Training computers on 2D images and what can be found online is cheap and convenient, but it is not how a human learns and in my opinion not part of what will achieve AGI.
We need to emulate a human as much as possible, with an android robot, and let it try/fail/learn in the real world, to achieve what humans do. In 3D, like humans do.
Uniformity and Mass Adoption
There needs to be a lot of robots, because the more we have, the quicker they can learn collectively. 10,000 is a starting guess.
For the SMAL described below, the robots need to be highly consistent, physically, for the whole duration, possibly decades. That means waiting until robots of the required specifications can be made in bulk (battery and fine mechanics will be key), making a lot of them, and never upgrading them if that at all changes their physical dimensions, including weight and weight distribution.
Hive Mind
Having 10,000 robots means that in one day of 10,000 attempt the same task, but in different environments, then they will collectively have enough knowledge to nail it in the future.
They will share knowledge, especially of objects they encounter in the world, and how those objects (including machines and people) tend to operate.
Training
Aside from some fundamentals which can be hard-coded, the robots begin their training from small children who are at age where they can talk and play and teach. Perhaps starting at age 3. The robots will operate with a vocabulary that fits who they are interacting with.
At age 3, all the robots will do is play with the child, with everything led by the child. Not dissimilar to how a child plays with toys and dolls, except they can tell the robot what to do, and it will try.
The robot will also observe and attempt to mimic what the child does, and the child knows that is what is happening, that it is trying to learn to be a person. After attempting to mimic something, the child will tell the robot if it succeeded or not, and what it got right or wrong, especially the latter.
SMAL
Once the attempt to mimic is completed, the robot will store the details. This will require a custom-made programming language, which stores details of the environment, what it observed, and the actions taken when attempting to mimic them.
Scaled Memory of Actions Language (SMAL) is called scaled because scaling things is easier, more efficient, and easier for AI to work with. For example, the speed the robot moved at can be described as part of a scale from 1 to 10, where say 4 is anywhere between 3 and 4 kms per hour. Things like lighting, time of day, how crowded it was, how it thinks it was feeling (pressured, for example), and the relative distances of all the relevant objects are from it, can be captured in scale form.
I moved at speed 3, in direction 22, my arms were in position 4 and 8, visibility was 6, I felt a 2 of pressure to perform, and the cat was a distance of 7 away. After 4 seconds I was closer to the cat which was at distance 6 now.
After the attempt, the child or instructor will tell them what was a key factor in what they did wrong. AI can later spot factors that might not have been explained, like failure happening more in poor visibility.
Enter AI
Then we add AI, similar to the chatbots of 2023, to the mix. That type of programming is good for coming up with an averaged, approximate response based on thousands of reports, separated into success and failure. Once learned sufficiently, a robot should be able to achieve a task, according to the environment, based on the collective past efforts.
Types of learning
It’s unlimited, but primarily will be the same as what children do and learn every day. They move around and interact, try their best, fail sometimes, and learn.
Graduating
After spending sufficient time, collectively at one year of childhood (years are approximate, children mature at different rates, one year increments should be fine), they all move to the next year, with the same child or someone new.

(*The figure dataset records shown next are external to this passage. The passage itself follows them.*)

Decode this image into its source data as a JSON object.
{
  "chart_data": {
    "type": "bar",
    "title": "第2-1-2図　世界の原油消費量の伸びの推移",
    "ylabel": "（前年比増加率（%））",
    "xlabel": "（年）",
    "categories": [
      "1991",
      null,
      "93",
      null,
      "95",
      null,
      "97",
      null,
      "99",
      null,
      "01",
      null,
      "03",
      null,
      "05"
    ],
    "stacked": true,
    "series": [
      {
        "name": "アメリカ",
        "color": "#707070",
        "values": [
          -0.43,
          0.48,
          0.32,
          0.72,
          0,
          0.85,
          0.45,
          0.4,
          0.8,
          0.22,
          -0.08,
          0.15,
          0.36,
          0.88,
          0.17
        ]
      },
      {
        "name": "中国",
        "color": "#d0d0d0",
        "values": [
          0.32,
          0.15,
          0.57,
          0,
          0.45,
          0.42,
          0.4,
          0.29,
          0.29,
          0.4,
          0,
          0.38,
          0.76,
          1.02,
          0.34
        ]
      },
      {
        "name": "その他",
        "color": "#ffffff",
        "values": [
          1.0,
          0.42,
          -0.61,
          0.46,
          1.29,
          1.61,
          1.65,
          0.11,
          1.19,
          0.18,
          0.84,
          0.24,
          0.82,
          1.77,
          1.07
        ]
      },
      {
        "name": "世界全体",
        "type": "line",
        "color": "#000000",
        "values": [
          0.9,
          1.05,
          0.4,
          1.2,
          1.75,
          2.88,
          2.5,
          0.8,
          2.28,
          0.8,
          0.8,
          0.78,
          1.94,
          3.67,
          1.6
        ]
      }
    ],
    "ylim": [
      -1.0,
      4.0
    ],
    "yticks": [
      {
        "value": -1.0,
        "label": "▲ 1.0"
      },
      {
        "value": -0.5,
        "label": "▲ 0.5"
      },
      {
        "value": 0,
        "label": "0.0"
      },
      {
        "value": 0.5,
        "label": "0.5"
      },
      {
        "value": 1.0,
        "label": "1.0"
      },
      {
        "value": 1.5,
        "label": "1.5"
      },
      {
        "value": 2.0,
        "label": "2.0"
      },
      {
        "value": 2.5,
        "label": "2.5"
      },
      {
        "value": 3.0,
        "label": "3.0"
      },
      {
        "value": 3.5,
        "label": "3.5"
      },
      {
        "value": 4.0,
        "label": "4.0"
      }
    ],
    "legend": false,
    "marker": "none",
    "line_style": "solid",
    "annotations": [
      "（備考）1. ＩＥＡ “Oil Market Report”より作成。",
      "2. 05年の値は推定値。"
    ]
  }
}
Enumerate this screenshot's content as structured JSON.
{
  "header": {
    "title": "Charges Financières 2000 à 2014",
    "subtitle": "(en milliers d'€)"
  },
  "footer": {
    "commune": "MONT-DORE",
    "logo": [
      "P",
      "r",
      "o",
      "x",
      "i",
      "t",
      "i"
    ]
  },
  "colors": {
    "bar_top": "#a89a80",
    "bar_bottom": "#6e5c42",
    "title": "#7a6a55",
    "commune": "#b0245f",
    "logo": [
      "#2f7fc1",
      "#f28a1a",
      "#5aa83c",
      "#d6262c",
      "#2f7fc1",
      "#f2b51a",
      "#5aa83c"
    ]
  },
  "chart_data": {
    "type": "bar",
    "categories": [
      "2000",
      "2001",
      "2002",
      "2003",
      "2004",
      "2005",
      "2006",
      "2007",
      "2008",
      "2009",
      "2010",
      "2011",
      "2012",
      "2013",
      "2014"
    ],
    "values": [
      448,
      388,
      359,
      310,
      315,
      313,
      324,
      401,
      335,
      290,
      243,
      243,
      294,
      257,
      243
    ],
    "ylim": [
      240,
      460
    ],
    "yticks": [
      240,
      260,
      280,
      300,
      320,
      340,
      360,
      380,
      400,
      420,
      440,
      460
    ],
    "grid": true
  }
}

Once they reach adulthood, half of the robots are no longer needed. They know enough about the 3D aspects of the world to switch in AR, and be built into AR spectacles. Those ones observe and ask questions. Who is that? Why did you respond like that? There will still need to be many robots that are physical, to properly interact with the world, but at that stage they can take any form, they no longer need to be all the same dimensions. They will still need to learn some physicality, primarily things like hugs and shaking hands, and all the subtleties within.